Code Monkey home page Code Monkey logo

java-mod-10-acid-compliance's Introduction

ACID Compliance

Learning Goals

  • Understanding guarantees of ACID compliance
  • Understanding potential limitations and edge cases

Instructions

In this lab, we will be exploring hands on the data guarantees that ACID compliant database systems provide. We will be utilizing Postgres again in this situation, which can be considered a fairly hard ACID compliant system. Once we have a grasp of how ACID compliance interacts with data requests in the general case, we will look at a few edge cases you will need to be aware of in any future use of these systems.

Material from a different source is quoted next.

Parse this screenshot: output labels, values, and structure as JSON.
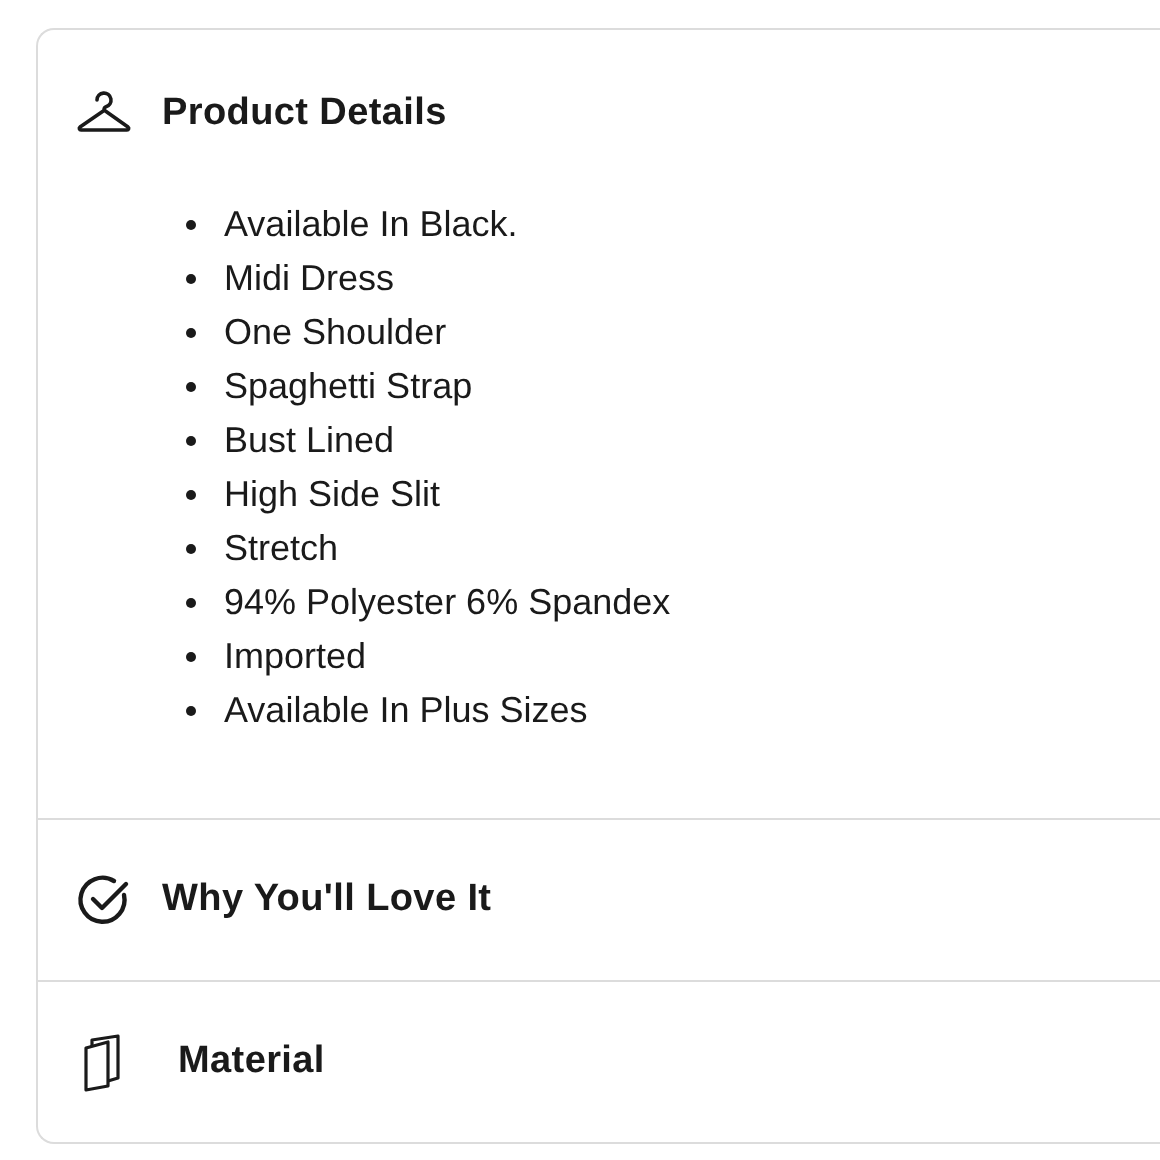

Guarantees of ACID compliance

ACID stands for the following:

  • Atomicity
  • Consistency
  • Isolation
  • Durability

Let's start demoing these from the Durability standpoint

Durability

Postgres approaches the durability guarantee by using what is called the Write Ahead Log(WAL). For every change that is made to the database system, the WAL will be updated with serializable changes in a sequential order, before the database files are updated in place on disk. Due to this archetecture choice, there can be a continuous stream of data being written to the slow storage, which is recoverable in the case of a system crash or power failure.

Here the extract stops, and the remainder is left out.